0 of 0 people found the following review helpful:
"The nurturing of capital and property ownership.", 2007-09-10 The coziness of our nations politically elite always makes for interesting reading. While there are some interesting tidbits throughout, i.e. Alan Greenspans association with Ayn Rand; the familiar names of the politically entrenched and the precarious state of our nation's economic machinations, this book was a bit boring. With that said, there were two things I found fascinating about D.C. life. First, there is an extremely strong current of Ivy League uber-ambition in our nation's capital; along with an extraordinary confluence of academic uber-achievement (PhD's lawyers & double majored PhD's). Second, I didn't know Alan Greenspan, along with his longtime and classy arm-charm Andrea Mitchell, were such savvy political operatives on the so called D.C. cocktail circuit or what a critical role socializing played in the running of our country. Other than that, I was a bit disappointed with this effort.
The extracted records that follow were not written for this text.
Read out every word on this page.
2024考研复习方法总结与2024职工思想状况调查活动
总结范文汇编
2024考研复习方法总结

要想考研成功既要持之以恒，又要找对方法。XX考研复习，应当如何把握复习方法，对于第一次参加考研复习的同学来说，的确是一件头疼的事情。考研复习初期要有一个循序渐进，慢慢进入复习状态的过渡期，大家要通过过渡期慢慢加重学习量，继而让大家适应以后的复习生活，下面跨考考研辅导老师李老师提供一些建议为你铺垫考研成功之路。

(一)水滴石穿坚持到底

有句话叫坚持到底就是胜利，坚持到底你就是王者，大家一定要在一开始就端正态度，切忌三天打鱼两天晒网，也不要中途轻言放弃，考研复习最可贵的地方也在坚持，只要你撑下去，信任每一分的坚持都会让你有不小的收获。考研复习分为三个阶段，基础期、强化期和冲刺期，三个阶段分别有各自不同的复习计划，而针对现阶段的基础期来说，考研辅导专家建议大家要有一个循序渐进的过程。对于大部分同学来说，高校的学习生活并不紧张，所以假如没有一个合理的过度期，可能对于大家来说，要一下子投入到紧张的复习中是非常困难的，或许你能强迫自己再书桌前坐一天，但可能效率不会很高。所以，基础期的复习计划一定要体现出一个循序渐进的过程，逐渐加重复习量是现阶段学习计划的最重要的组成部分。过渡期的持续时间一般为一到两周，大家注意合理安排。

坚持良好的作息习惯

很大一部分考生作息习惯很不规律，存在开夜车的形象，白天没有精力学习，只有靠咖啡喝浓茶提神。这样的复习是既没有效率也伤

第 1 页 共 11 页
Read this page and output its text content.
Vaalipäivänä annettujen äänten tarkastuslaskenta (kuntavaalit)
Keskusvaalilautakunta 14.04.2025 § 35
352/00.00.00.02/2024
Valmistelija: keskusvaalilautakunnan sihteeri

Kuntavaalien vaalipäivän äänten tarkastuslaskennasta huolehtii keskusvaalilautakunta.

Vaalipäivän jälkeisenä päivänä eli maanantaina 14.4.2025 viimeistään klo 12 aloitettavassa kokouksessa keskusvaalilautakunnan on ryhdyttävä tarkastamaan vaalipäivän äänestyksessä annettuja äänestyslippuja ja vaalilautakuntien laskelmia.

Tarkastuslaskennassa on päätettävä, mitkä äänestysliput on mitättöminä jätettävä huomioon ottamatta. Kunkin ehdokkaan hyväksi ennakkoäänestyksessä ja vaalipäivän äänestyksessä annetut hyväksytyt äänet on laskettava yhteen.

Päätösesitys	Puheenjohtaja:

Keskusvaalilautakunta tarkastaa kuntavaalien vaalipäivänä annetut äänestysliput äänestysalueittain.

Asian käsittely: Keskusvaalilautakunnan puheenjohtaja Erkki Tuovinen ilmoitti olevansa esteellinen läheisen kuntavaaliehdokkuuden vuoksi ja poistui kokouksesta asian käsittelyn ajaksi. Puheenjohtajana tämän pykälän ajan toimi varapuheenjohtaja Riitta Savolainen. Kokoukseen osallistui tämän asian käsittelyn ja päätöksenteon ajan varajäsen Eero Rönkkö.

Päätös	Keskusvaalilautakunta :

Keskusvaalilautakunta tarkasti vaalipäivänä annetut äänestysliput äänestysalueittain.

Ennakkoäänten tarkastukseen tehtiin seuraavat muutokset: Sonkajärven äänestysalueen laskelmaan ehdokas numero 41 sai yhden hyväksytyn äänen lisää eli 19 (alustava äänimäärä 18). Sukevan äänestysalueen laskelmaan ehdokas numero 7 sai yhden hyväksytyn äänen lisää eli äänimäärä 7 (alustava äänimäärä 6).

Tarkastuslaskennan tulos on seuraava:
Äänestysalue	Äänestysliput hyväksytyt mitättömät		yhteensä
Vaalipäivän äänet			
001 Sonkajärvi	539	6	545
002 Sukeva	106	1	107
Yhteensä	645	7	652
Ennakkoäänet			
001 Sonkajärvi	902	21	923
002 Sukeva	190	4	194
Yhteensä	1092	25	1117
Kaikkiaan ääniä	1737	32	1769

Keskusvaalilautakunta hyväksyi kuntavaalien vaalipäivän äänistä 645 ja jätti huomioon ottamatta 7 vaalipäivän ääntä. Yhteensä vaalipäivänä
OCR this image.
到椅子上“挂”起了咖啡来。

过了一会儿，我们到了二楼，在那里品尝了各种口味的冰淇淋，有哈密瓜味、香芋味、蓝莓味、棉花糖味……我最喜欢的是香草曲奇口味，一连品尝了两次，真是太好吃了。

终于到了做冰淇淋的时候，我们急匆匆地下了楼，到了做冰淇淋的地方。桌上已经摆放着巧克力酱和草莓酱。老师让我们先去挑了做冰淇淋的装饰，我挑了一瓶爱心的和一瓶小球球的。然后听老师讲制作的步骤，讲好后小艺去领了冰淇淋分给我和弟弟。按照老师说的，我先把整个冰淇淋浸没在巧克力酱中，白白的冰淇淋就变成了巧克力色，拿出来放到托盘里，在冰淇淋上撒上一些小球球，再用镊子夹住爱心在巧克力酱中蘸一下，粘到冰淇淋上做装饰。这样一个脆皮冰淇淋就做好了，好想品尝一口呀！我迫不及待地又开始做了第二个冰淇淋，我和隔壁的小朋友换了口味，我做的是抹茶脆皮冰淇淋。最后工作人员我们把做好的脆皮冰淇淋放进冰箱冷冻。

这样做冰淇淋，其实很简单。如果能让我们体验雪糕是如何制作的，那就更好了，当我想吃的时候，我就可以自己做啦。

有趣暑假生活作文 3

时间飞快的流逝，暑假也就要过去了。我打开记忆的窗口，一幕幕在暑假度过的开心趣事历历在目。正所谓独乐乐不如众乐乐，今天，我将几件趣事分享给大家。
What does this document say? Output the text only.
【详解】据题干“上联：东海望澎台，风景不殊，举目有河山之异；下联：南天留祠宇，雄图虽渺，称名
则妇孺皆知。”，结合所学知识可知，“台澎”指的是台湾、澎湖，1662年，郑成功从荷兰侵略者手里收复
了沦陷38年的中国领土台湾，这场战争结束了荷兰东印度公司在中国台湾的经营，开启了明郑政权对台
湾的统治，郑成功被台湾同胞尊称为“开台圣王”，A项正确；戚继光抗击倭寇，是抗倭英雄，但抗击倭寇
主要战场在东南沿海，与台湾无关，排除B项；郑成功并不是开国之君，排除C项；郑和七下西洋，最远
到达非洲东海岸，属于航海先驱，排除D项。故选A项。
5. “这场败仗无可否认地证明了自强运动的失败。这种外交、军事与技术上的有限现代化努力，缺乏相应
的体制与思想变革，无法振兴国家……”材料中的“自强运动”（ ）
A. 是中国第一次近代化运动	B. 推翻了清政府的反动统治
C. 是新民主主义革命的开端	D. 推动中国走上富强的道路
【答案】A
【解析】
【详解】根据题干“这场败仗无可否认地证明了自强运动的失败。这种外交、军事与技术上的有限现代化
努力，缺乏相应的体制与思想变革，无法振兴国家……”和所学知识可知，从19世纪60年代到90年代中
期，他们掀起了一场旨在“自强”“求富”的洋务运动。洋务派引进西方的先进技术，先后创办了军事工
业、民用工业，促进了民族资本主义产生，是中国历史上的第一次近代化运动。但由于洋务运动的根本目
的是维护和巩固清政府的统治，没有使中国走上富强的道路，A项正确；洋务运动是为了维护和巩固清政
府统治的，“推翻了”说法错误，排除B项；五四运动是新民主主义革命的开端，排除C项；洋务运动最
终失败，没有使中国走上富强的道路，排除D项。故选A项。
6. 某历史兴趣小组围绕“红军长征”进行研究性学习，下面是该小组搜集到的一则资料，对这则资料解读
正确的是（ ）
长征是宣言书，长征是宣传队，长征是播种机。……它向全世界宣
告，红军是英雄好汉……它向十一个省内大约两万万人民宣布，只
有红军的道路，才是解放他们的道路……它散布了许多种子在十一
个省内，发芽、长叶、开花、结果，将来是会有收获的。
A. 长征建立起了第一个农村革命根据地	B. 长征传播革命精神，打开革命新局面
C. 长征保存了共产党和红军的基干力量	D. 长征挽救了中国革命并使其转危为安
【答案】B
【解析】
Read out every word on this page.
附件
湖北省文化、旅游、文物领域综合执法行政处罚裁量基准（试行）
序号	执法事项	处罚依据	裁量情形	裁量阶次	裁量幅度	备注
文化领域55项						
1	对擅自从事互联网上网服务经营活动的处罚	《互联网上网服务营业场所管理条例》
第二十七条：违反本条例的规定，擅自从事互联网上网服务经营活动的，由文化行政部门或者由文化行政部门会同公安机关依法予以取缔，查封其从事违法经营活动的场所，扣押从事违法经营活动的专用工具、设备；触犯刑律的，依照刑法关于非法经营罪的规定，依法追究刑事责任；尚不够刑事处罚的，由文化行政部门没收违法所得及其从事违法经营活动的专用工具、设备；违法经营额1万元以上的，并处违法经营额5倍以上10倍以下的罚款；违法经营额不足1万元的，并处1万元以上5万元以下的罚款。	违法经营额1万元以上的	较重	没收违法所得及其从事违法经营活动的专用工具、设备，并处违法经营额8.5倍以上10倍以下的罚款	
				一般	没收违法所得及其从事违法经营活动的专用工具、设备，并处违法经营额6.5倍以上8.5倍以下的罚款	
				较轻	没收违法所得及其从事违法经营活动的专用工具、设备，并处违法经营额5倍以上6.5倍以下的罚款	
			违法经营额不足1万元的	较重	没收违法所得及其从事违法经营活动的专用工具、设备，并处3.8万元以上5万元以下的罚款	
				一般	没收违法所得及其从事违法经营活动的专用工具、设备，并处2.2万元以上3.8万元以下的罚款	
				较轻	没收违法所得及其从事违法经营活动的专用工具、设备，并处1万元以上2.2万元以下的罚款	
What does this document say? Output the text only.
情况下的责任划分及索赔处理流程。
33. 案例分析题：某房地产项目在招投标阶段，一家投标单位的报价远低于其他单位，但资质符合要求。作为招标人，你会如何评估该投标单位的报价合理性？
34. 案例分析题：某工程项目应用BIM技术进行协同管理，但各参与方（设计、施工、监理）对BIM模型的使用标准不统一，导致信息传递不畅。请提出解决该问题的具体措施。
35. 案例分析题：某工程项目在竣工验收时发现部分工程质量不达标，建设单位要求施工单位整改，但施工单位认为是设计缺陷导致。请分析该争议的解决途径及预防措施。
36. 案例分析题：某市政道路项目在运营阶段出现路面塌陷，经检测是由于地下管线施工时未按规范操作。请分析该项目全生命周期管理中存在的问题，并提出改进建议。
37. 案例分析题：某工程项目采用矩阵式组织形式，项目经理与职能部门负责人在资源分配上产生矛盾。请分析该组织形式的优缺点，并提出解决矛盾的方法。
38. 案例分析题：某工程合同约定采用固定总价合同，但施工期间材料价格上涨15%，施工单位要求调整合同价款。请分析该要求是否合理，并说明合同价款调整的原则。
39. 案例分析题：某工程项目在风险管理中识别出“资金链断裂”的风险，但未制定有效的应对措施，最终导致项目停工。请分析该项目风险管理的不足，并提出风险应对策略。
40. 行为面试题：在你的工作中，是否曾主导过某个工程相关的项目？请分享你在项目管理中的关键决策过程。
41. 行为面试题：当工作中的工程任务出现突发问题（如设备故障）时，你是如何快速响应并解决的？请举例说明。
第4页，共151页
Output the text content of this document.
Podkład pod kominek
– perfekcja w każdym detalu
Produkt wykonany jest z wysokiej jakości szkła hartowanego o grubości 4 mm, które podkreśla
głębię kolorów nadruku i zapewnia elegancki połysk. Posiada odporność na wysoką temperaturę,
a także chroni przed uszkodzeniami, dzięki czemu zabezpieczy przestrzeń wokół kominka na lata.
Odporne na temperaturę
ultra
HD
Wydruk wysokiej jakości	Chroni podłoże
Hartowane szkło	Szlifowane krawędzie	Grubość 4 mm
0 of 0 people found the following review helpful:
Jared Wizner's Review of Maestro, 2007-08-18 Among collegiate literature which I have been exposed to, I have found Bob Woodward's Maestro to be one of the most informative and educational. With this simple and easy to understand narrative, I have been taken inside the doors of the Federal Reserve, and have been given a picture of how the FOMC truly operates. I feel more equipped to discuss and express opinion towards the operations of the Fed. Upon the completion of this book, I sat back with a sense of gratification, in my newly acquired, practical understanding of the U.S. economy. Woodward was able to portray Monetary Policy in a sense that really applied to my level of thinking.
With an inside look at the decisions of Alan Greenspan and his role as chairman of the Federal Reserve, I was stuck with a sense of amazement watching this man operate mathematically and politically, still maintaining a sense of pure awareness and concern for the long-term affects of his resolutions. I would definitely recommend this book to any reader in search of a practical and realistic understanding of the economic engine which drives the U.S.